Dilma, ao contrário do que se
fez parecer, sabia muito bem sobre o que falava nos dois casos: o problema foi
de quem não quis entendê-la.
Depois da fala desconexa e sem
sentido de Jair Bolsonaro na tarde de sexta-feira (24/04), voltaram a circular
duas menções à ex-presidente Dilma Rousseff que fazem a festa dos bolsonaristas
em particular e dos antipetistas em geral: os discursos injustamente infamados
da "saudação à mandioca" e do "estocar vento".
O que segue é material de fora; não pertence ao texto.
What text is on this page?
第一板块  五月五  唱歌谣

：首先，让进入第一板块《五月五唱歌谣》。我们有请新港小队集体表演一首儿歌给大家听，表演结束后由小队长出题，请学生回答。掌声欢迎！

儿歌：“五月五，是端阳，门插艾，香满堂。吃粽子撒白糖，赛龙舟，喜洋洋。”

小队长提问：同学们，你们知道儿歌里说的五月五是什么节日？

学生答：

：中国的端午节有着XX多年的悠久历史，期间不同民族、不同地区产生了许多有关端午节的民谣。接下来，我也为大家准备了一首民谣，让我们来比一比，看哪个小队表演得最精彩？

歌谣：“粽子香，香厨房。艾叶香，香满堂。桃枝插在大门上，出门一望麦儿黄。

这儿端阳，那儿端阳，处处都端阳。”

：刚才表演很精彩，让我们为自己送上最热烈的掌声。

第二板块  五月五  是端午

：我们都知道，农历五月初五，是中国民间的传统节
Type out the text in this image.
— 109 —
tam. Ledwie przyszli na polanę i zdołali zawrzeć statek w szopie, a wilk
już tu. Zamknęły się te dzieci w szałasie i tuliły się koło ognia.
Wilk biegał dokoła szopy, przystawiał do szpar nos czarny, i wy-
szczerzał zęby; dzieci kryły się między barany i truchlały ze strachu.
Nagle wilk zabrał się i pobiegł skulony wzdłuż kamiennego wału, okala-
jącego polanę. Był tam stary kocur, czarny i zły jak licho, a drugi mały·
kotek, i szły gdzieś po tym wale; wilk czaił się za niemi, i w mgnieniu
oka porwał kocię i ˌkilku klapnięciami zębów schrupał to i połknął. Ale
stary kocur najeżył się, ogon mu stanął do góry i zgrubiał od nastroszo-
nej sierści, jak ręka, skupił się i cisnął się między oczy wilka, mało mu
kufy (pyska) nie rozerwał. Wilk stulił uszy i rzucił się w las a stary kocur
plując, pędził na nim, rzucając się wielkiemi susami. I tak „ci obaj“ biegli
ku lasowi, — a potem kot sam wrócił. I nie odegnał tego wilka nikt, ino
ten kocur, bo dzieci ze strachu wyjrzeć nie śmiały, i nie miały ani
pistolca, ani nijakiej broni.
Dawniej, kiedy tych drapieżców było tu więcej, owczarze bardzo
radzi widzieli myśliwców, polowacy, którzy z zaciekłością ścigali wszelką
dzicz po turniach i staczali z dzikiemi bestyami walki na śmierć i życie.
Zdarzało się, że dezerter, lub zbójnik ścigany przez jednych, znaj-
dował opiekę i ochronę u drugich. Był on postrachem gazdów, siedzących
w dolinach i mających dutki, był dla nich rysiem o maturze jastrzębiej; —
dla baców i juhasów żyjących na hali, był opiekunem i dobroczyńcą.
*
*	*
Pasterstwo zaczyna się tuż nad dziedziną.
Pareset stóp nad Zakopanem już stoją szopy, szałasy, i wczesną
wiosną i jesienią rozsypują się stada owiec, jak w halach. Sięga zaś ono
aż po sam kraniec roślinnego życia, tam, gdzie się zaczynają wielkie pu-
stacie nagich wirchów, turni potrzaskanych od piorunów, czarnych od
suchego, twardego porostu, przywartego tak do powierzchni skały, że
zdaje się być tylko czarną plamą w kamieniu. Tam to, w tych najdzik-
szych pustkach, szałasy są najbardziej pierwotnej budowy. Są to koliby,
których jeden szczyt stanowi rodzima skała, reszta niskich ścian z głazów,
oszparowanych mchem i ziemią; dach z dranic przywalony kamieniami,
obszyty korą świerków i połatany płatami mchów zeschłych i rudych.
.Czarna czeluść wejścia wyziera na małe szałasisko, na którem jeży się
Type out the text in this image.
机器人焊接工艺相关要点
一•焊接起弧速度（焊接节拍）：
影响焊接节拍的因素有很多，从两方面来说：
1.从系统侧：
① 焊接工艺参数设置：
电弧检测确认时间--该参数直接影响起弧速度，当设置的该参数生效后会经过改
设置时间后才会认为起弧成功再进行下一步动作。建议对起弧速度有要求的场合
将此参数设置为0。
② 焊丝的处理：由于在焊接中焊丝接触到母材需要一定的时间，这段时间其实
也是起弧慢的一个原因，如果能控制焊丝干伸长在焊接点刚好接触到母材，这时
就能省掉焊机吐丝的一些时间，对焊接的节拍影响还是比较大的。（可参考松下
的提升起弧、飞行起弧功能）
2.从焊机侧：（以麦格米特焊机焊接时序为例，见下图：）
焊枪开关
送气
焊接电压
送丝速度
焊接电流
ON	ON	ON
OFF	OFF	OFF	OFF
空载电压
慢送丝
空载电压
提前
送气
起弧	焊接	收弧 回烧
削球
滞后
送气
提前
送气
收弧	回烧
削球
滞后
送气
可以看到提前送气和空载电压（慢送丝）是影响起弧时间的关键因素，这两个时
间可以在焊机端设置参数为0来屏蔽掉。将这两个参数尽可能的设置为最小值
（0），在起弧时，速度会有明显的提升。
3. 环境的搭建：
Dilma, ao contrário do que se
fez parecer, sabia muito bem sobre o que falava nos dois casos. O problema foi
de quem não quis entendê-la, na imprensa e no dia a dia.
Comecemos pela saudação à
mandioca. Dilma usou a expressão em junho de 2015, na abertura dos Jogos Mundiais dos Povos Indígenas, diante de
representações de povos originários de 23 países. “Nenhuma civilização nasceu
sem ter acesso a uma forma básica de alimentação e aqui nós temos uma, como
também os índios e os indígenas americanos têm a deles. Temos a mandioca”,
antes de completar: “Hoje, eu tô saudando a mandioca, uma das maiores conquistas do
Brasil”.
A mandioca foi e continua
sendo até hoje o principal alimento das populações indígenas brasileiras,
sobretudo as do norte do país – onde, aliás, também é o alimento principal da
população não indígena. Ao saudar a mandioca, naquele contexto, Dilma saudava a
vida, mais ou menos como a Igreja de Roma saúda o pão e o vinho em toda missa.
No caso do "estocar
vento", Dilma fazia uma metáfora em outubro de 2015, numa coletiva de
imprensa na ONU, justamente sobre a dificuldade e o desafio que é encontrar
meios de fazer a energia eólica ser armazenada para uso não imediato. Dilma
falava sobre uma questão planetária, diretamente relacionada à questão da
emissão de dióxido de carbono. E falava de uma posição privilegiada, pois tinha
muito o que dizer sobre um tema que mobiliza a comunidade científica ligada à questão
energética.
Ex-secretária de energia do Rio
Grande do Sul e ex-ministra das Minas e Energia do governo Lula, Dilma não
criou, mas aperfeiçoou absurdamente o jeito brasileiro de fazer isso: a
integração em nível nacional de diferentes formas de produção de energia
elétrica. Falando linguisticamente, Dilma (utilizando de resto uma expressão
usada no setor elétrico) deu uma conotação positiva àquilo que o senso comum
sabe ser coisa impossível, ou seja, estocar vento – vento estocado é vento
parado, portanto não é mais vento.
A energia eólica vem crescendo
rapidamente como matriz energética no mundo. Em 2018, já era a segunda maior
fonte de energia no Brasil (9,2%), ultrapassando a biomassa (sobretudo bagaço
de cana, 9%), atrás da hidrelétrica (63,7%). Em 2015, a produção eólica tinha
crescido nove vezes em relação a 2010, último ano antes de Dilma.
Ocorre que a produção eólica
não pode, “naturalmente”, ser estocada. Mas, ao ligar de forma nacional as
redes de produção de energia de diferentes matrizes (eólica, gás, óleo, nuclear
e hidrelétrica), o Brasil pode fechar as comportas das usinas hidrelétricas,
acumulando água, enquanto venta muito nas regiões (sobretudo o Nordeste) que
produz grande quantidade de energia eólica. As usinas que acumulam água, na
prática, estocam vento, como disse Dilma.
O sistema montado pelo Estado
brasileiro, unindo capital privado e estatal, na prática já armazenava vento
quando ela disse a frase, mas Dilma não estava satisfeita: queria
mais. Ex-ministra de Minas e Energia, graças ao trabalho da equipe de
Dilma não tivemos mais grandes apagões depois que se iniciou o governo Lula, em
2003. Como disse, ela não inventou isso, mas ela completou e aprimorou o
serviço.
Outro detalhe importante dos
anos Lula e Dilma, que pouca gente sabe que aconteceu, foi o fato de o Brasil
ter recuperado antigas usinas hidrelétricas que estavam para ser desativadas,
como é o caso da Usina Laranja Doce, de Martinópolis, construída em
1928 e que passou por uma reforma em 2012. Isso ampliou fortemente a capacidade
de geração de pequenas usinas, em vez de desativá-las.
Nos Estados Unidos, sem o
planejamento federal da questão energética, a desativação de várias usinas
hidrelétricas nos anos 2010 gerou grandes desequilíbrios ambientais, porque os
rios voltavam a correr pelos antigos leitos, o que já não servia à flora, fauna
e agricultura atuais das regiões que cortavam. Isso, no Brasil, não ocorreu.